Trading protocol for stuff that is not a "state"

Atomic Cross-Chain Trading and hash locks in general work well to ensure atomic transactions on on-chain states. Can something similar for other stuff (say, merchandise) be done?

Consider the case of a Seller selling a Product to a Buyer.

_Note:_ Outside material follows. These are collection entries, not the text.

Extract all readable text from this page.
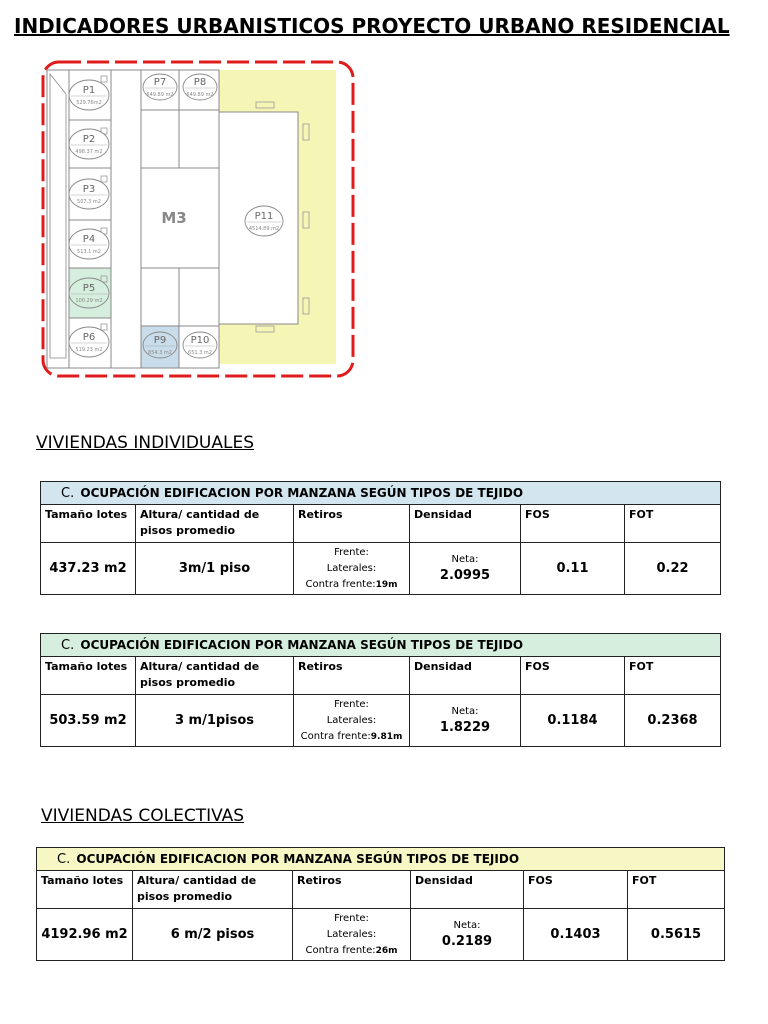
INDICADORES URBANISTICOS PROYECTO URBANO RESIDENCIAL
M3
P1
529.76m2
P2
498.37 m2
P3
507.3 m2
P4
513.1 m2
P5
100.29 m2
P6
519.23 m2
P7
649.89 m2
P8
649.89 m2
P9
854.3 m2
P10
651.3 m2
P11
4514.89 m2
VIVIENDAS INDIVIDUALES
C. OCUPACIÓN EDIFICACION POR MANZANA SEGÚN TIPOS DE TEJIDO					
Tamaño lotes	Altura/ cantidad de pisos promedio	Retiros	Densidad	FOS	FOT
437.23 m2	3m/1 piso	Frente:
Laterales:
Contra frente:19m	Neta:
2.0995	0.11	0.22
C. OCUPACIÓN EDIFICACION POR MANZANA SEGÚN TIPOS DE TEJIDO					
Tamaño lotes	Altura/ cantidad de pisos promedio	Retiros	Densidad	FOS	FOT
503.59 m2	3 m/1pisos	Frente:
Laterales:
Contra frente:9.81m	Neta:
1.8229	0.1184	0.2368
VIVIENDAS COLECTIVAS
C. OCUPACIÓN EDIFICACION POR MANZANA SEGÚN TIPOS DE TEJIDO					
Tamaño lotes	Altura/ cantidad de pisos promedio	Retiros	Densidad	FOS	FOT
4192.96 m2	6 m/2 pisos	Frente:
Laterales:
Contra frente:26m	Neta:
0.2189	0.1403	0.5615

  • Product being traded is any digital or physical asset that can be secured against unauthorized use through a digital key (d).
  • Buyer knows hash of key (h(d))
  • Seller’s keys (k_{pub}/k_{pri}), Buyer’s keys (v_{pub}/v_{pri})

Proposal for a protocol:

  1. Seller Deployment: Seller will publish a new smart contract that includes: Price of Product (P_d), h(d), and a nonce (ID). Seller also deposits an amount \mathcal{E}_S
  2. Buyer Initialization: The Buyer must pay the price P_d for the product and makes a deposit \mathcal{E}_{B}.
  3. Delivery: The Seller sends enc_{v_{pub}}(enc_{k_{pri}}(d || ID)), to the Buyer.
  4. Accept/Reject Delivery: Buyer notifies the smart contract of either acceptance or rejection of the delivery. In case of acceptance, Seller gets P_d, and all deposits are returned to respective parties. In case of rejection, Buyer must provide evidence of malice on Seller’s part. This happens in the next reconciliation step.
  5. If Buyer disputed delivery, then it must provide enc_{k_{pri}}(d || ID) to the smart contract. After decrypting and obtaining d, smart contract hashes it and compares with h(d). In case of mismatch, the Buyer is refunded P_d and \mathcal{E}_{B}, and Seller’s deposit is slashed.

Find a game-theoretic analysis, and full proposal here

Note: Decryption in a smart contract is a strong assumption, but I guess something like TrueBit or incentivized oracles could be worked out for that.